The over-arching lesson for children at this age, however, is an important one: that one of the conditions of using an electronic device is that he or she agree to follow instructions from parents or other trusted adults.
Baby Steps Towards Understanding Personal Privacy
Although most pre-schoolers are too young to fully understand the importance of online privacy, this is typically the age at which parents start introducing them to the concept that there are some activities — dressing, bathing, using the bathroom — that generally are not done in public.
At what age and to what extent you convey that message to your child will depend on your own household values. But it’s worthwhile to think that these conversations help lay the foundation for later conversations about the fact that not all “public spaces” are real (i.e., the Internet), and that there is a variety of information that children should either keep private or share with a very small circle of trusted people.
In fact, you may find yourself having similar conversations with your 12 or 13-year-old that you have with your toddler about undressing in public — and helping your tween to understand that sharing a half-naked photo of himself or herself online or via cell phone is essentially the same thing as changing clothes in the middle of a public beach.
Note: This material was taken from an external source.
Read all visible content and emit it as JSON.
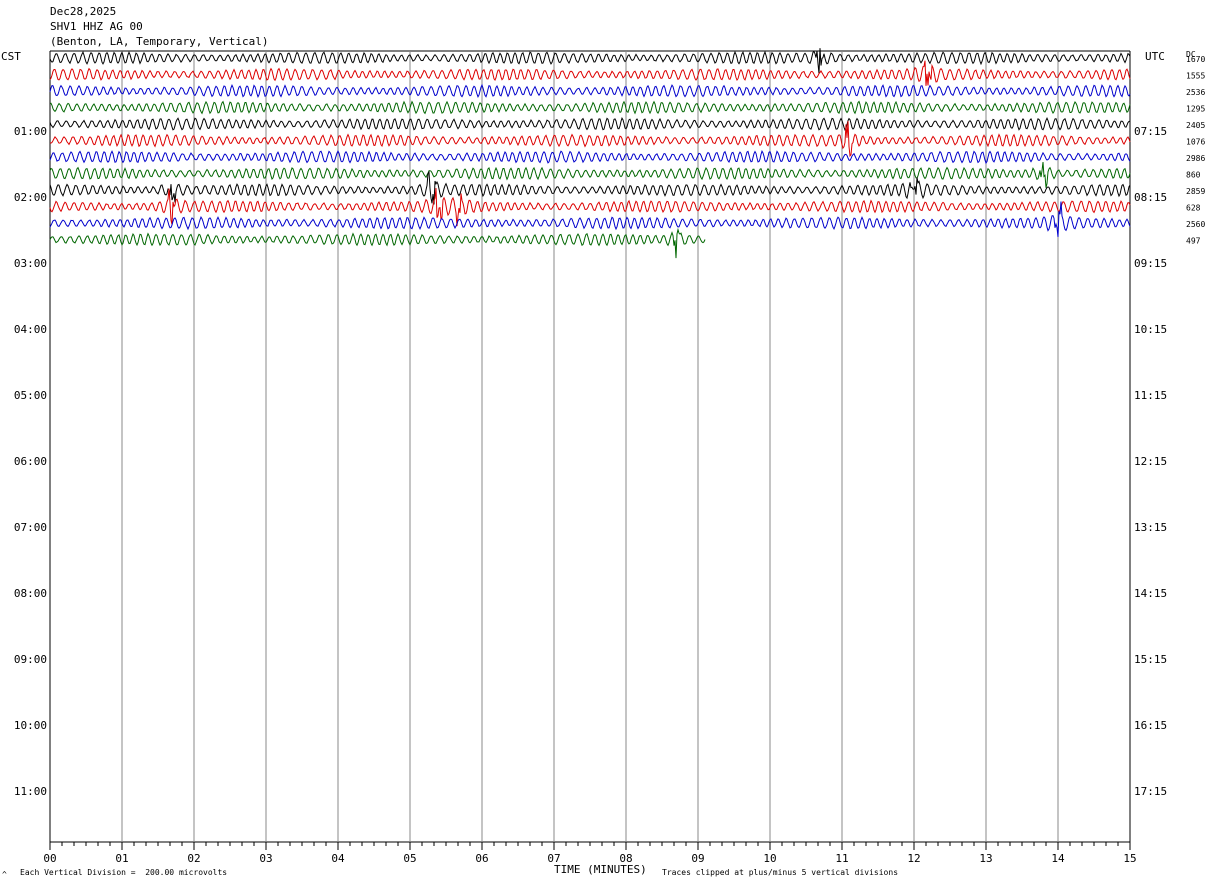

One other point to consider when it comes to toddler privacy, and it’s one that has more to do with the behavior of parents than kids: A study published in the fall of 2010 found that 92% of toddlers in the United States already had a “digital footprint,” ranging from posted copies of pre-natal sonograms to email addresses and social network profiles.
It’s worthwhile to ask yourself this question: By the time your child is old enough to understand the concept of informational privacy, how much data about him or her will already be online?